I tentatively tweeted about that scenario, in part to communicate to colleagues to check in our their students, especially the ones we might not because privilege outwardly communicates ok-ness. Yes, food and shelter are important, but if where that food and shelter are coming from is toxic…
I tentatively tweeted about that scenario because I am so grateful that my own kids, themselves 11 and 13, are perfectly content (or at least as content as they can be) staying home. We had a tele-session with their talky doctor and she told me how well the kids seem to be doing, thriving even, under these conditions. I am proud of the home we’ve built, one where our kids feel welcome, feel comfortably, feel like they can be themselves, a place where they don’t have to be scared.

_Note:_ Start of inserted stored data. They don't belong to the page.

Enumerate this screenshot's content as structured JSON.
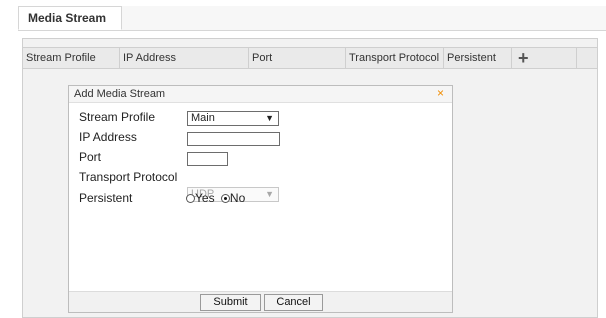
{
  "tabs": [
    {
      "label": "Media Stream"
    }
  ],
  "table": {
    "columns": [
      "Stream Profile",
      "IP Address",
      "Port",
      "Transport Protocol",
      "Persistent"
    ],
    "add_label": "+"
  },
  "dialog": {
    "title": "Add Media Stream",
    "close_label": "×",
    "fields": {
      "stream_profile": {
        "label": "Stream Profile",
        "value": "Main"
      },
      "ip_address": {
        "label": "IP Address",
        "value": ""
      },
      "port": {
        "label": "Port",
        "value": ""
      },
      "transport_protocol": {
        "label": "Transport Protocol",
        "value": "UDP"
      },
      "persistent": {
        "label": "Persistent",
        "options": [
          "Yes",
          "No"
        ],
        "selected": "No"
      }
    },
    "buttons": {
      "submit": "Submit",
      "cancel": "Cancel"
    }
  },
  "colors": {
    "close_icon": "#f08c00",
    "panel_bg": "#f2f2f2"
  },
  "icons": {
    "add": "plus-icon",
    "close": "close-icon",
    "dropdown": "chevron-down-icon"
  }
}
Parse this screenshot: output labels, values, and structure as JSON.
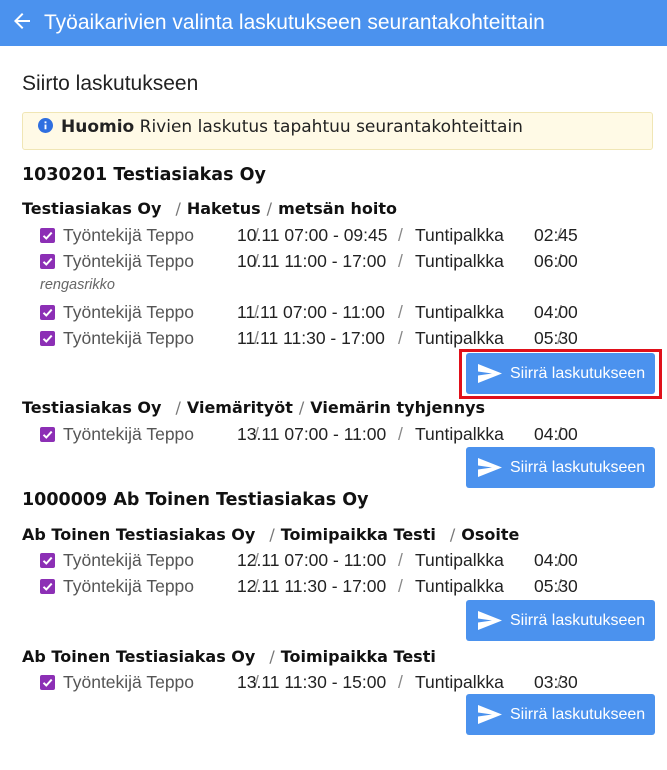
{
  "header": {
    "title": "Työaikarivien valinta laskutukseen seurantakohteittain",
    "back_icon": "arrow-left-icon"
  },
  "page": {
    "title": "Siirto laskutukseen"
  },
  "notice": {
    "title": "Huomio",
    "text": "Rivien laskutus tapahtuu seurantakohteittain",
    "icon": "info-icon"
  },
  "transfer_button_label": "Siirrä laskutukseen",
  "accent_color": "#4b92ee",
  "checkbox_color": "#8c2fb5",
  "highlight_color": "#e0101a",
  "customers": [
    {
      "name": "1030201 Testiasiakas Oy",
      "groups": [
        {
          "path": [
            "Testiasiakas Oy",
            "Haketus",
            "metsän hoito"
          ],
          "rows": [
            {
              "employee": "Työntekijä Teppo",
              "time": "10.11 07:00 - 09:45",
              "pay": "Tuntipalkka",
              "duration": "02:45",
              "checked": true
            },
            {
              "employee": "Työntekijä Teppo",
              "time": "10.11 11:00 - 17:00",
              "pay": "Tuntipalkka",
              "duration": "06:00",
              "checked": true
            },
            {
              "note": "rengasrikko"
            },
            {
              "employee": "Työntekijä Teppo",
              "time": "11.11 07:00 - 11:00",
              "pay": "Tuntipalkka",
              "duration": "04:00",
              "checked": true
            },
            {
              "employee": "Työntekijä Teppo",
              "time": "11.11 11:30 - 17:00",
              "pay": "Tuntipalkka",
              "duration": "05:30",
              "checked": true
            }
          ]
        },
        {
          "path": [
            "Testiasiakas Oy",
            "Viemärityöt",
            "Viemärin tyhjennys"
          ],
          "rows": [
            {
              "employee": "Työntekijä Teppo",
              "time": "13.11 07:00 - 11:00",
              "pay": "Tuntipalkka",
              "duration": "04:00",
              "checked": true
            }
          ]
        }
      ]
    },
    {
      "name": "1000009 Ab Toinen Testiasiakas Oy",
      "groups": [
        {
          "path": [
            "Ab Toinen Testiasiakas Oy",
            "Toimipaikka Testi",
            "Osoite"
          ],
          "rows": [
            {
              "employee": "Työntekijä Teppo",
              "time": "12.11 07:00 - 11:00",
              "pay": "Tuntipalkka",
              "duration": "04:00",
              "checked": true
            },
            {
              "employee": "Työntekijä Teppo",
              "time": "12.11 11:30 - 17:00",
              "pay": "Tuntipalkka",
              "duration": "05:30",
              "checked": true
            }
          ]
        },
        {
          "path": [
            "Ab Toinen Testiasiakas Oy",
            "Toimipaikka Testi"
          ],
          "rows": [
            {
              "employee": "Työntekijä Teppo",
              "time": "13.11 11:30 - 15:00",
              "pay": "Tuntipalkka",
              "duration": "03:30",
              "checked": true
            }
          ]
        }
      ]
    }
  ]
}
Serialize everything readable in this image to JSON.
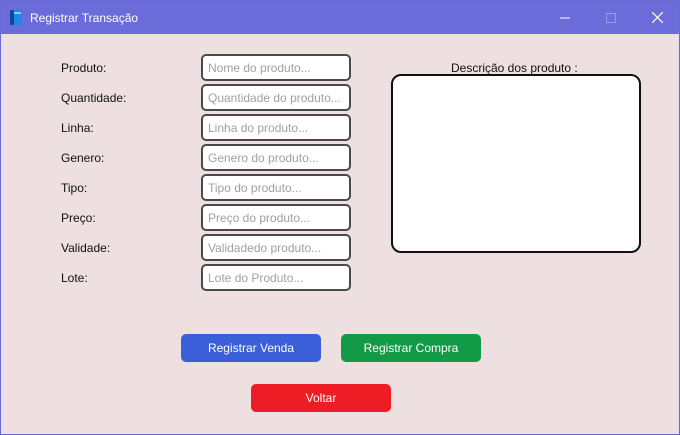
{
  "window": {
    "title": "Registrar Transação",
    "colors": {
      "titlebar": "#6b6bd9",
      "background": "#eedfe0"
    }
  },
  "form": {
    "fields": [
      {
        "label": "Produto:",
        "placeholder": "Nome do produto...",
        "value": ""
      },
      {
        "label": "Quantidade:",
        "placeholder": "Quantidade do produto...",
        "value": ""
      },
      {
        "label": "Linha:",
        "placeholder": "Linha do produto...",
        "value": ""
      },
      {
        "label": "Genero:",
        "placeholder": "Genero do produto...",
        "value": ""
      },
      {
        "label": "Tipo:",
        "placeholder": "Tipo do produto...",
        "value": ""
      },
      {
        "label": "Preço:",
        "placeholder": "Preço do produto...",
        "value": ""
      },
      {
        "label": "Validade:",
        "placeholder": "Validadedo produto...",
        "value": ""
      },
      {
        "label": "Lote:",
        "placeholder": "Lote do Produto...",
        "value": ""
      }
    ],
    "description": {
      "label": "Descrição dos produto  :",
      "value": ""
    }
  },
  "buttons": {
    "register_sale": {
      "label": "Registrar Venda",
      "color": "#3a5fd8"
    },
    "register_purchase": {
      "label": "Registrar Compra",
      "color": "#129a47"
    },
    "back": {
      "label": "Voltar",
      "color": "#ee1c24"
    }
  },
  "icons": {
    "app": "app-book-icon",
    "minimize": "minimize-icon",
    "maximize": "maximize-icon",
    "close": "close-icon"
  }
}
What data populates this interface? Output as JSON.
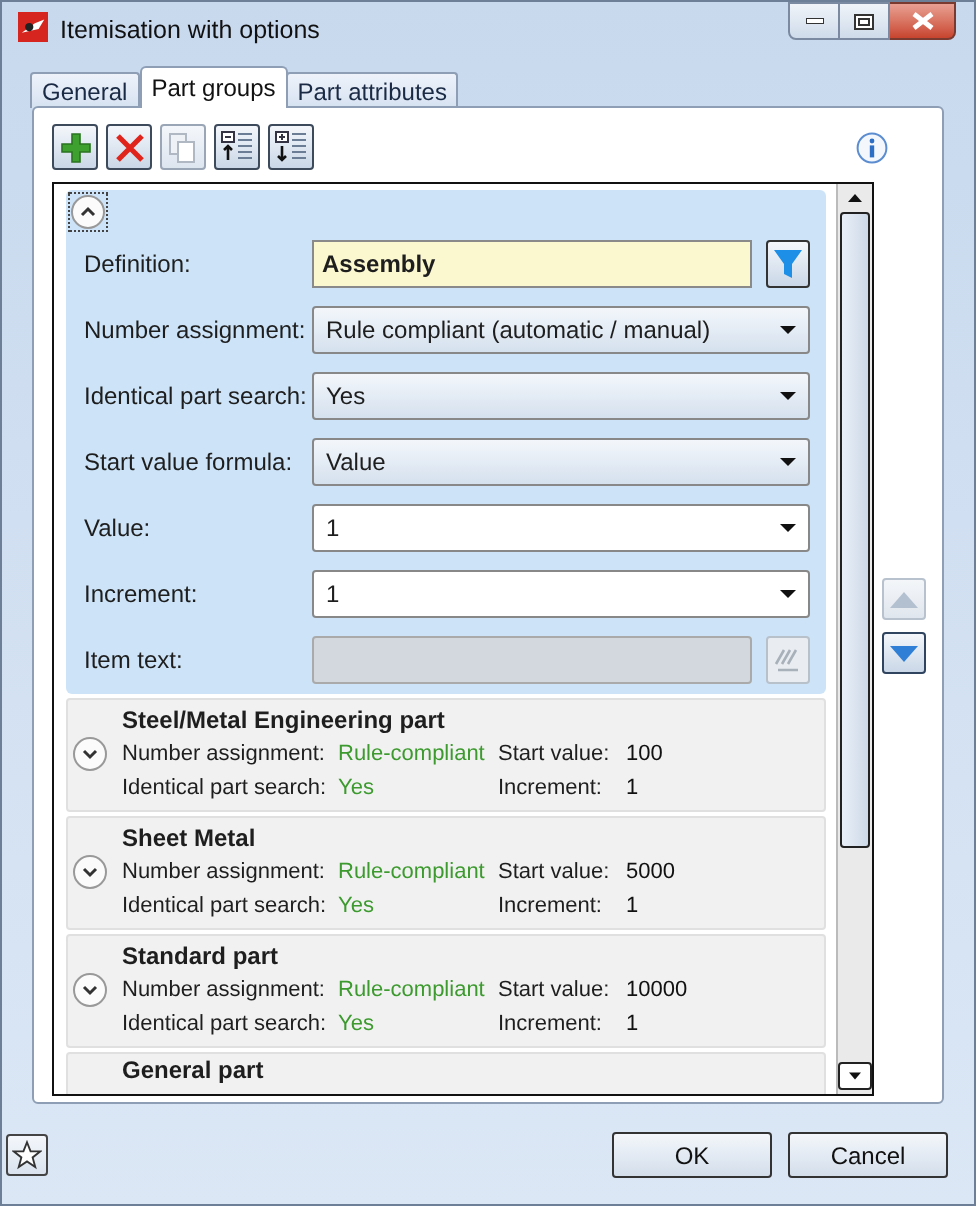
{
  "window": {
    "title": "Itemisation with options"
  },
  "tabs": [
    {
      "label": "General",
      "selected": false
    },
    {
      "label": "Part groups",
      "selected": true
    },
    {
      "label": "Part attributes",
      "selected": false
    }
  ],
  "groups": [
    {
      "expanded": true,
      "fields": [
        {
          "kind": "filter",
          "label": "Definition:",
          "value": "Assembly"
        },
        {
          "kind": "select",
          "label": "Number assignment:",
          "value": "Rule compliant (automatic / manual)"
        },
        {
          "kind": "select",
          "label": "Identical part search:",
          "value": "Yes"
        },
        {
          "kind": "select",
          "label": "Start value formula:",
          "value": "Value"
        },
        {
          "kind": "combo",
          "label": "Value:",
          "value": "1"
        },
        {
          "kind": "combo",
          "label": "Increment:",
          "value": "1"
        },
        {
          "kind": "readonly",
          "label": "Item text:"
        }
      ]
    },
    {
      "expanded": false,
      "title": "Steel/Metal Engineering part",
      "rows": [
        [
          {
            "label": "Number assignment:",
            "value": "Rule-compliant"
          },
          {
            "label": "Start value:",
            "value": "100"
          }
        ],
        [
          {
            "label": "Identical part search:",
            "value": "Yes"
          },
          {
            "label": "Increment:",
            "value": "1"
          }
        ]
      ]
    },
    {
      "expanded": false,
      "title": "Sheet Metal",
      "rows": [
        [
          {
            "label": "Number assignment:",
            "value": "Rule-compliant"
          },
          {
            "label": "Start value:",
            "value": "5000"
          }
        ],
        [
          {
            "label": "Identical part search:",
            "value": "Yes"
          },
          {
            "label": "Increment:",
            "value": "1"
          }
        ]
      ]
    },
    {
      "expanded": false,
      "title": "Standard part",
      "rows": [
        [
          {
            "label": "Number assignment:",
            "value": "Rule-compliant"
          },
          {
            "label": "Start value:",
            "value": "10000"
          }
        ],
        [
          {
            "label": "Identical part search:",
            "value": "Yes"
          },
          {
            "label": "Increment:",
            "value": "1"
          }
        ]
      ]
    },
    {
      "expanded": false,
      "title": "General part"
    }
  ],
  "buttons": [
    {
      "label": "OK"
    },
    {
      "label": "Cancel"
    }
  ]
}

A place where they want to bring friends to be safe as well.
What would have happened if the pandemic happened in the early 1990s, when my brother and I were the same age as my own kids are now? I guess it depends: pre-divorce, post-divorce but pre-step-father moving in, or post-step-father moving in? Pre-divorce would have been terrifying, as would post-step-father moving in – both those scenarios were bad enough in real life without the pandemic and it would have been turned up to 11, which…I don’t want to imagine. It is too scary to think about, honestly.
The only hope in those two scenarios is that my grandparents were still alive, and even with fears of them getting sick, I hope that we (pre-divorce) or me (post-step-father moving in) would have been able to escape there.
But there is one small window, the post- but pre- one, where it would have just been the three of us, stuck in the house together, trying to figure out how to be a family again, one not built on fear, but on love. A window where maybe we could have, because we were forced to, learn who we were and who we were becoming, to accept each other, to grow together under difficult circumstances. A moment where my fears were about external threats, rather than ones that lived under the same roof as I did.
I imagine that maybe that time together could have been healing, that it could have lead to a much different future, a better future. Or at least a less-broken set of teenage years and memories.
I will never say that I am grateful for those real years, even if it all lead me to where I am today. I love my life now, proud of what we have built, however imperfect. I still can’t help but think about the possibility that maybe it didn’t have to be the way it was, if not for me, but for the rest of my family.
I hope you are all safe. I hope that you are in a space where your fears are from external forces and not living under the same roof. I hope that, if needed, you can find in this an opportunity to heal those relationships that are broken.